Vivemos numa cultura que glorifica o topo da escada. No mundo corporativo, desde cedo, somos incentivados a crescer, liderar, mandar. A narrativa dominante diz que se és bom no que fazes, o próximo passo é liderar outros e formá-los para que se tornem igualmente bons. Se te destacares e fores excelente, poderás vir a ser CEO. Mas e se não quiseres? Se não for essa a tua expectativa?
Num mundo onde a ambição é muitas vezes medida pela proximidade ao topo da hierarquia, escolher não liderar é visto com estranheza, ou pior, como falta de ambição. No entanto, há cada vez mais profissionais a fazerem essa escolha, de modo ponderado, consciente e legítimo.
São várias as razões legítimas para não querer gerir pessoas, processos ou orçamentos milionários e nenhuma delas deve ser vista como sinal de fraqueza, mas antes como reveladores de um forte sentido de autoconhecimento.

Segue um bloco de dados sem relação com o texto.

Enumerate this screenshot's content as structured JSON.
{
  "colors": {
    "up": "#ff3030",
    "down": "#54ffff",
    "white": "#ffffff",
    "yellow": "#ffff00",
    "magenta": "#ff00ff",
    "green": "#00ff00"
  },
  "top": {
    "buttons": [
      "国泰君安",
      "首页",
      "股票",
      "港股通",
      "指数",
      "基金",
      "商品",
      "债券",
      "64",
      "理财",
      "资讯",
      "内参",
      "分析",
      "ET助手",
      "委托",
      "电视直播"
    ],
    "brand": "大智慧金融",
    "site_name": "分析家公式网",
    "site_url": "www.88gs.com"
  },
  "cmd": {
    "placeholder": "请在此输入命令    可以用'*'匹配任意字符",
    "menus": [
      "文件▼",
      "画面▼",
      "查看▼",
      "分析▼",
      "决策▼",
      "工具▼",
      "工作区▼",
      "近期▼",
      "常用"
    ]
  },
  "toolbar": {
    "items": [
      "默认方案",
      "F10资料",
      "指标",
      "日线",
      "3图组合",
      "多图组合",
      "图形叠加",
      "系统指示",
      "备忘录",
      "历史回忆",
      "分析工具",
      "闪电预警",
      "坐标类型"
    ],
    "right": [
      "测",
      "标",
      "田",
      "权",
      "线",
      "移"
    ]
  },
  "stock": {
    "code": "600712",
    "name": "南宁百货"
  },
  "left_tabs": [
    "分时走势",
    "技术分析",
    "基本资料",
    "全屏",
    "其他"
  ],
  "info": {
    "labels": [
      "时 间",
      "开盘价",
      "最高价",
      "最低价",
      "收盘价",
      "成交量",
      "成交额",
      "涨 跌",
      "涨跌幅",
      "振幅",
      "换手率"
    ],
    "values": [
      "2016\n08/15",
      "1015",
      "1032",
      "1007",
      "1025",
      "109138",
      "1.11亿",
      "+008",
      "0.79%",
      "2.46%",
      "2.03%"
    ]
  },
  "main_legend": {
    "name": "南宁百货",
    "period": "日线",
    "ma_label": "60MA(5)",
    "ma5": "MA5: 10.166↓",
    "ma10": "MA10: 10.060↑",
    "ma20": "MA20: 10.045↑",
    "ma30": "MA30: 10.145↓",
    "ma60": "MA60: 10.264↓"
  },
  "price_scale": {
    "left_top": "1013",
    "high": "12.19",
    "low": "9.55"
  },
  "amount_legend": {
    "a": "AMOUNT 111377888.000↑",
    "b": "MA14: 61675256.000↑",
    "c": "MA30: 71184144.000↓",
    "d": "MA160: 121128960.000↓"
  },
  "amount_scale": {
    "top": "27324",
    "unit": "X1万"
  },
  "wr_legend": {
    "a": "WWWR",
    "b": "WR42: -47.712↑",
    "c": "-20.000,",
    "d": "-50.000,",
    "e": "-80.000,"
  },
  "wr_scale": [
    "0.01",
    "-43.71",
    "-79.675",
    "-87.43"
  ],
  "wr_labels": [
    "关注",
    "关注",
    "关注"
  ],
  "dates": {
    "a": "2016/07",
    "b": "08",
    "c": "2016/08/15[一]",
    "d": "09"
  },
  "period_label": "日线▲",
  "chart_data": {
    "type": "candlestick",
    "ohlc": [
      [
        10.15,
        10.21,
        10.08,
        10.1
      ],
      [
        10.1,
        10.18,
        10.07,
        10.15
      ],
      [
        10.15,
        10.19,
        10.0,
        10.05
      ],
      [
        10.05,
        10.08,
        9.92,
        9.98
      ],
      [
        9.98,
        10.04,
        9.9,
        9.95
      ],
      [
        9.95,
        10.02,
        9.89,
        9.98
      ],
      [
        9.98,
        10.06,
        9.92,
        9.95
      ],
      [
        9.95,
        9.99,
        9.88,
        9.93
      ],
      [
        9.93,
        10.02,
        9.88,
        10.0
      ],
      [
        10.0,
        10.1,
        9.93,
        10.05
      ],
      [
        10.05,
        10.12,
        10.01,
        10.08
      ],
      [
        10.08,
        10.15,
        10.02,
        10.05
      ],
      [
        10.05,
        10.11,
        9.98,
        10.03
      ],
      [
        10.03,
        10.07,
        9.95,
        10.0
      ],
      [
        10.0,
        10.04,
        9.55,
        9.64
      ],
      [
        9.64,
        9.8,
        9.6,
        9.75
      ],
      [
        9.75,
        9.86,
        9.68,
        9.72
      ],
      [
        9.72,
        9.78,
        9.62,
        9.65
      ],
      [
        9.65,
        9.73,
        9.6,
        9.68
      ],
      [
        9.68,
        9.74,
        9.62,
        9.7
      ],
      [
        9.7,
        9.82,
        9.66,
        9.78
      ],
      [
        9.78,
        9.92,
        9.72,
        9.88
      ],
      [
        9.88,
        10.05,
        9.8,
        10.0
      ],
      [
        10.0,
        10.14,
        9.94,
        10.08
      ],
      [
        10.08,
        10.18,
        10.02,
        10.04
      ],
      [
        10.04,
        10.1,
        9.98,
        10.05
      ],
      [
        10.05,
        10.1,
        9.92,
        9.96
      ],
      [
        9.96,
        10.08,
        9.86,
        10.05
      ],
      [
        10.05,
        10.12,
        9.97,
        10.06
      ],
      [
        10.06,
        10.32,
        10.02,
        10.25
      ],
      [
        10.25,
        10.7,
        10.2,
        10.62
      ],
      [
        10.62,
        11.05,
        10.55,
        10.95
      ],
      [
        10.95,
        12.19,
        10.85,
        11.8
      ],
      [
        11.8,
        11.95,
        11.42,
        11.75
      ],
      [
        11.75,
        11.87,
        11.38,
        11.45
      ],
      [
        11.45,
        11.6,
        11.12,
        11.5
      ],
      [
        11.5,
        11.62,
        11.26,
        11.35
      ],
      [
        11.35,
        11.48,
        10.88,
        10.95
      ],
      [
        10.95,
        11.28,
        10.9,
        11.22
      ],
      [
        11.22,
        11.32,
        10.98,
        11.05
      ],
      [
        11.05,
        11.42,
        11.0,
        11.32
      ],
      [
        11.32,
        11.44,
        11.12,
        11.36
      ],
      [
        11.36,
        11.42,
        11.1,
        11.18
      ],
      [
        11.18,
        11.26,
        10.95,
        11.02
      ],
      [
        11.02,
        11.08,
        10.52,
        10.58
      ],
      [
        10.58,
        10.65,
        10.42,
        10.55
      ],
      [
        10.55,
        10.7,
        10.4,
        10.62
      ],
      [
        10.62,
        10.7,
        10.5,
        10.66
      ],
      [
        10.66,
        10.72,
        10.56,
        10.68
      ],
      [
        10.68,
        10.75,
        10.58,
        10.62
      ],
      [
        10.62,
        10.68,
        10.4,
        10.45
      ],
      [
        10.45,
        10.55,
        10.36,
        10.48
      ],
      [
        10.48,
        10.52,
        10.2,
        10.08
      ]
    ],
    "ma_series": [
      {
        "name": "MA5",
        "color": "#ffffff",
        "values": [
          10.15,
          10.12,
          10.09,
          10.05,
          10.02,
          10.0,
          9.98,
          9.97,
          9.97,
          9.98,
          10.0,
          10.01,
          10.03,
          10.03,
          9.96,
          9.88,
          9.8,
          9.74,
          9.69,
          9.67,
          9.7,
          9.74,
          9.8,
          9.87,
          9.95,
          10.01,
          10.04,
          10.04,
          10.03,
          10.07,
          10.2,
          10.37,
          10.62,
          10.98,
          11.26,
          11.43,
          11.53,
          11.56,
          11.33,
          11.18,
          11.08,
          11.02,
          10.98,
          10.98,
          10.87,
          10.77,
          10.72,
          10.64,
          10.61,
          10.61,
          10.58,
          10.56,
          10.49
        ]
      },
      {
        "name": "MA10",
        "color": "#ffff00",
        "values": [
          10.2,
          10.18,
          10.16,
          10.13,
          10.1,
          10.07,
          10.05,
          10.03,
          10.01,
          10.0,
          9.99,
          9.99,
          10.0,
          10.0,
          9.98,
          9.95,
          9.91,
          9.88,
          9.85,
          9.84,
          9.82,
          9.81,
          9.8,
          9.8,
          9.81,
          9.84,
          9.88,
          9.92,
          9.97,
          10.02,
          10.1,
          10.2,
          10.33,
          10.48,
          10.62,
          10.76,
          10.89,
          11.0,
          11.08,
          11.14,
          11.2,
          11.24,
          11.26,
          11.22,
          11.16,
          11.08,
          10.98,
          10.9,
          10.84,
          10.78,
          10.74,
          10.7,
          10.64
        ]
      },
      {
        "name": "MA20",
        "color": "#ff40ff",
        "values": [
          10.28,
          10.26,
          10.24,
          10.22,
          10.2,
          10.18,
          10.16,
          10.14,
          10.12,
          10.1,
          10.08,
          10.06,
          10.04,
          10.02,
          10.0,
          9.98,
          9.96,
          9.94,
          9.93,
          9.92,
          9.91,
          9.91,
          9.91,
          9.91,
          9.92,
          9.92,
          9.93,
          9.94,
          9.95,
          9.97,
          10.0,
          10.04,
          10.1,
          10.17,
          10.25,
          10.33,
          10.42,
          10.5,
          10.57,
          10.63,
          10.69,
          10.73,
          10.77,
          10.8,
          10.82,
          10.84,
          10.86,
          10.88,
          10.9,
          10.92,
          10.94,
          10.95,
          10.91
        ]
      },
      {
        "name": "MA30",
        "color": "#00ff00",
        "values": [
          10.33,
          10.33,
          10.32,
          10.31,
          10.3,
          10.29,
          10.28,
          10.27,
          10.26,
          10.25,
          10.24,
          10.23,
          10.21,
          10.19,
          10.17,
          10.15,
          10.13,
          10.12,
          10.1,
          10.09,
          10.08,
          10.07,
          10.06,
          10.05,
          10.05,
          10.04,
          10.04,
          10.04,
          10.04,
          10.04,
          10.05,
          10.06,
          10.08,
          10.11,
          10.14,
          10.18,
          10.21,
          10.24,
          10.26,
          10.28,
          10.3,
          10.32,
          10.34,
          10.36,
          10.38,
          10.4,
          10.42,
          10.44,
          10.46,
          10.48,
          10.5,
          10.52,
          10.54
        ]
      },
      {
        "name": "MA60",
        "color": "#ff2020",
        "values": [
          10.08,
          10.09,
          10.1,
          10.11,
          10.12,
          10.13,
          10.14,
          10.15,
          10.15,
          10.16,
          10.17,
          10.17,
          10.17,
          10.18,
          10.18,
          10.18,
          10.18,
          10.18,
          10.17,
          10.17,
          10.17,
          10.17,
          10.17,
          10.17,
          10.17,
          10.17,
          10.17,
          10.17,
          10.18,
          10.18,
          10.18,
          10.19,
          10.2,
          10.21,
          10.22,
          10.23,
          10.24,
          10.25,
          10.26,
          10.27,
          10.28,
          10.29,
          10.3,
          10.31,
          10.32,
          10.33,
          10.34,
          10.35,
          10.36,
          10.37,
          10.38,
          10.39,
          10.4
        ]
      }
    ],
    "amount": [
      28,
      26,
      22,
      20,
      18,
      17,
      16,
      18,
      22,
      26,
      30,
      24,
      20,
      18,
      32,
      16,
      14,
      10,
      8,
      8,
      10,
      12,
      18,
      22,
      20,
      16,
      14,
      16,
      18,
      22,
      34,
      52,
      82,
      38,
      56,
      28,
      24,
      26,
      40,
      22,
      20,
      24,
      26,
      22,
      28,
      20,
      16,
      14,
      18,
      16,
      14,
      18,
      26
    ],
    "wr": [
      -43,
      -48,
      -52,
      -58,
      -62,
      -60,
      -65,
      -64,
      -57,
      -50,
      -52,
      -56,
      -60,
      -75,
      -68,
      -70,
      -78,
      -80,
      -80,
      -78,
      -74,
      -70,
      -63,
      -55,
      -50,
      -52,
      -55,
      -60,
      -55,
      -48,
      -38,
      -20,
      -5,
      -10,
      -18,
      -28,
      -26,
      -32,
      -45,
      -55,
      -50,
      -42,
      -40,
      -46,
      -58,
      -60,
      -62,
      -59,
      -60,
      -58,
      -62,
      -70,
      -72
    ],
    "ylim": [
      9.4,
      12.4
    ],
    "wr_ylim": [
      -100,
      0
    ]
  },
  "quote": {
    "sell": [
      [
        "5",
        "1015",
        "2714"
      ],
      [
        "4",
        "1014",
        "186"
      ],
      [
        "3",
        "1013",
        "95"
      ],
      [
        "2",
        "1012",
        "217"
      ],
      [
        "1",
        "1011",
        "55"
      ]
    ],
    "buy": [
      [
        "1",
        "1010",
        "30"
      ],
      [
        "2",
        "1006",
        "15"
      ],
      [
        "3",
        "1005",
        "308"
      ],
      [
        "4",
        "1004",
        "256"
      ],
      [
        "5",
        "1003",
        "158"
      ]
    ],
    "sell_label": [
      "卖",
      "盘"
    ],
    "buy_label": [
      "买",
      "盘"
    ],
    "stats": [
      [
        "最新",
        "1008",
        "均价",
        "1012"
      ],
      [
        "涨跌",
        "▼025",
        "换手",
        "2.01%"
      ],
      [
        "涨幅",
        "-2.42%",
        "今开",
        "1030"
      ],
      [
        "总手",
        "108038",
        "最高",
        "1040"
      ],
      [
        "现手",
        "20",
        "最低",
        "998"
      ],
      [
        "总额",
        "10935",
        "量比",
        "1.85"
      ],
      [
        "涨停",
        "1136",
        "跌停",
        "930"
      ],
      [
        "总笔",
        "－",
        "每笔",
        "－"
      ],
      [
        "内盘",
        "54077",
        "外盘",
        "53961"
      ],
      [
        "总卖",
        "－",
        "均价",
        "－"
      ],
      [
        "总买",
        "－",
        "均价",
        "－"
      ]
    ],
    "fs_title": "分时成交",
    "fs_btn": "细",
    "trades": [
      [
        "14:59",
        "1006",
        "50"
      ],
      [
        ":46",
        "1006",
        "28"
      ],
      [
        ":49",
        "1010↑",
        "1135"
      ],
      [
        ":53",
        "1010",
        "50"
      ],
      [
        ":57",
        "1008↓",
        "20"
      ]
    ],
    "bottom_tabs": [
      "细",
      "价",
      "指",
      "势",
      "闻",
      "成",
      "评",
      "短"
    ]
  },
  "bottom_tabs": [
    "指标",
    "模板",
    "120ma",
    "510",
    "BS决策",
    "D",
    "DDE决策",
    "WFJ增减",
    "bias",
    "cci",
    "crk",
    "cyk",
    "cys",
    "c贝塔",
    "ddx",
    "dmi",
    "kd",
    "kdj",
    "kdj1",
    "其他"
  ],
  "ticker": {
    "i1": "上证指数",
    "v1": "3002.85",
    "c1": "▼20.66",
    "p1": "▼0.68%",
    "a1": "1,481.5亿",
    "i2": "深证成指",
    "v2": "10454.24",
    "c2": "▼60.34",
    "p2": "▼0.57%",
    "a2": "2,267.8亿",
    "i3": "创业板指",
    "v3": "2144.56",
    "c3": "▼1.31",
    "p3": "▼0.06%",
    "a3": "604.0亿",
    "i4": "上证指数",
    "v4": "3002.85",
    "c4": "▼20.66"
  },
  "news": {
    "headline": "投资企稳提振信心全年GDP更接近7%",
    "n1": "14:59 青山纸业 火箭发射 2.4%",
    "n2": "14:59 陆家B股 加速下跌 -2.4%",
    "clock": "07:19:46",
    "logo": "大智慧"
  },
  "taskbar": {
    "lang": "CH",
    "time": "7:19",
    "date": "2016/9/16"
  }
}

Diversos estudos revelam que liderar acarreta um desgaste significativo, consubstanciando, muitas vezes, experiências de solidão no exercício da função e uma performance subpotenciada.
A investigação revela ainda que muitas das promoções para cargos de gestão são atribuídas a profissionais com alto desempenho técnico, mas sem revelarem vocação ou desejo de liderar. Tal facto, resulta, muitas vezes, em líderes que não querem estar ali, equipas desmotivadas e organizações menos eficazes.
Há quem prefira aprofundar o seu conhecimento técnico, contribuir em silêncio, criar impacto sem precisar de liderar equipas. Há quem valorize o equilíbrio entre a vida pessoal e profissional, sem querer carregar o peso constante da responsabilidade laboral. E há quem recuse o jogo político que muitas vezes acompanha os cargos de topo.
Assumir uma liderança sem vontade genuína acarreta custos elevados, seja pelo aumento de quadros de burnout, seja pela quebra de motivação e produtividade do próprio e, eventualmente, das suas equipas.
A escolha de evoluir para um cargo de topo deve estar assente no quadro de valores e princípios de cada um. A aceitação de um cargo por pressão externa (ou medo de ser visto como pouco ambicioso), pode acabar por trair os seus próprios valores e o seu bem-estar. A longo prazo, isso custa mais do que qualquer oportunidade “perdida”.
Atualmente, é difícil escapar à ideia de que, para sermos considerados bem-sucedidos, temos de subir. Muitos profissionais sentem-se forçados a aceitar promoções para não estagnar, mesmo quando o novo cargo os afasta daquilo que mais gostam de fazer. O modelo linear de carreira ainda domina: subir ou sair.
No entanto, empresas mais progressistas já oferecem carreiras onde é possível crescer em responsabilidade e remuneração sem assumir funções de liderança, ou então, que valorizam tanto a especialização técnica como a capacidade de colaborar transversalmente, sem obrigar ninguém a tornar-se “chefe”.
Ser líder deve ser uma escolha, não um destino inevitável. E ser excelente no que se faz – seja técnico, criativo ou operativo – devia ser suficiente para se sentir realizado ou reconhecido.
Num mundo que começa lentamente a valorizar a autenticidade, a recusa consciente da liderança não é desistência, é coragem. É escolher impacto, com equilíbrio. É afirmar que “posso ser ótimo no que faço, sem precisar de um cargo para o provar”. Talvez o verdadeiro empoderamento profissional esteja não em chegar ao topo, mas em saber realmente onde se quer estar.